Evolution pattern of marine stratocumulus clouds inferred from satellite snapshot measurements

Microphysical characteristics of stratocumulus clouds and their associated warm-rain processes have been heavily investigated by using satellite observations, particularly from cloud radar and lidar instruments aboard low-orbiting satellites. Owing to the discrete-snapshot nature of such measurements, numerous statistical relationships among microphysical properties were established, yet the processes of stratocumulus evolution cannot be reasonably delineated, with the temporal evolution of cloud microphysics remaining unclear. Based on cloud geometric thickness and cloud top height derived from the Cloud Profiling Radar (CPR) aboard CloudSat, this study proposed a method to classify pixel-level samples of stratocumulus clouds into five distinct groups, each corresponding to a specific stage in the cloud lifecycle. Given these five stages as components, an evolution pattern of stratocumulus clouds with respect to precipitation onset was constructed. It was found that there exist three evolution paths from formation to dissipation. Precipitation is nearly absent in two paths, which contain only two or three component stages and are featured as modest temporal variation of geometric thickness and microphysical properties.
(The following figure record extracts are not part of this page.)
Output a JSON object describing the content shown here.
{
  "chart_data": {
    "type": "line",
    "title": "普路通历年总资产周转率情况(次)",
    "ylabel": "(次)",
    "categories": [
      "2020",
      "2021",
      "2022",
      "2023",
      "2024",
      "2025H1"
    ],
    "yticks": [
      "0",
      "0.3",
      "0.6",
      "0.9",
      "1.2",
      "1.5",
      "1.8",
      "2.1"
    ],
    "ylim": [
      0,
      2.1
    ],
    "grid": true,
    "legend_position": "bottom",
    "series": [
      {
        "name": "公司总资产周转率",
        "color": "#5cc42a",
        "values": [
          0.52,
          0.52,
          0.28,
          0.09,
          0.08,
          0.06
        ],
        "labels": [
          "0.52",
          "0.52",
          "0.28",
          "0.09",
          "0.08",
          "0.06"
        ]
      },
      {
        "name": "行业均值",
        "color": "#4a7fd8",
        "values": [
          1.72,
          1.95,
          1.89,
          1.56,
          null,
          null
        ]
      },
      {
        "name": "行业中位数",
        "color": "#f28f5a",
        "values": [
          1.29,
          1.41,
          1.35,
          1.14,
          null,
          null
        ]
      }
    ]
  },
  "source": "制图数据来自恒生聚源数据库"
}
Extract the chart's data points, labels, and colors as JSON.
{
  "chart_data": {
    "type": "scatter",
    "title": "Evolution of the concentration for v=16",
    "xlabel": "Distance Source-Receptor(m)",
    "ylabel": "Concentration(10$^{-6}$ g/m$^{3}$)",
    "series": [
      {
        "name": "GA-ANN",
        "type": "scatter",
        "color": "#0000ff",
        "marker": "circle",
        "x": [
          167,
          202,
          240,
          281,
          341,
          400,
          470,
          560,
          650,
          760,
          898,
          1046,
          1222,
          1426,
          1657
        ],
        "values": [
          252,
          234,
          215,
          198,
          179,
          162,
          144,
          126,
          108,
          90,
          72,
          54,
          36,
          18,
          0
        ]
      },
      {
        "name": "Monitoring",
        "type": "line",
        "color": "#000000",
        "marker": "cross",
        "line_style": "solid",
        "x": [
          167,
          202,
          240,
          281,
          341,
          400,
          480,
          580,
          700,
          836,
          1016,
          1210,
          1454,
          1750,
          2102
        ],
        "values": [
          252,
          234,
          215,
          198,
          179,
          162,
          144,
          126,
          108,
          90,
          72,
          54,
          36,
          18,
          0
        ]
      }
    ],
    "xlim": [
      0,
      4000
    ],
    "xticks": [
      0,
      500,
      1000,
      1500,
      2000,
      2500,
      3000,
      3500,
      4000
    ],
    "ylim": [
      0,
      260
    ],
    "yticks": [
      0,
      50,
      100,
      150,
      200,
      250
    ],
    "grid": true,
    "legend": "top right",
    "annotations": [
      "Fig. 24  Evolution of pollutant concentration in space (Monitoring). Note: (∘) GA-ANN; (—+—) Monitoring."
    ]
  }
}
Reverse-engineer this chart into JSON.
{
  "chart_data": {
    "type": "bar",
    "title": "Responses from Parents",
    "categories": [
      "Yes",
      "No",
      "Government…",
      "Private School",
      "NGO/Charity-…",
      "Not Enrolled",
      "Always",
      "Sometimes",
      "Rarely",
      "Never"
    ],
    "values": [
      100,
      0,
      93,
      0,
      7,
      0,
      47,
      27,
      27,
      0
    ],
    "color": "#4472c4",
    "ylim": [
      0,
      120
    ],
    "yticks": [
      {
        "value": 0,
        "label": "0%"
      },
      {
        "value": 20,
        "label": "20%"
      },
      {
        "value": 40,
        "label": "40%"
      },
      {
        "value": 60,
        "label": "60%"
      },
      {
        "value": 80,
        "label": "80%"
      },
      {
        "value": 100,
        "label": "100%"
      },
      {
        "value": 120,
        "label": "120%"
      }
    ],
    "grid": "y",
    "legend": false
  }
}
The other path contains all the five stages and produces considerable precipitation at its mature phase that gets the largest cloud thickness. In this path, the vertical structure of cloud droplet effective radius does not vary in phase with that of cloud droplet number concentration. The vertical structure of liquid water content generally follows that of cloud droplet effective radius. These two parameters both turn to increase monotonically downward during dissipation, where stratocumulus clouds eventually become stable as a non-precipitation thin form.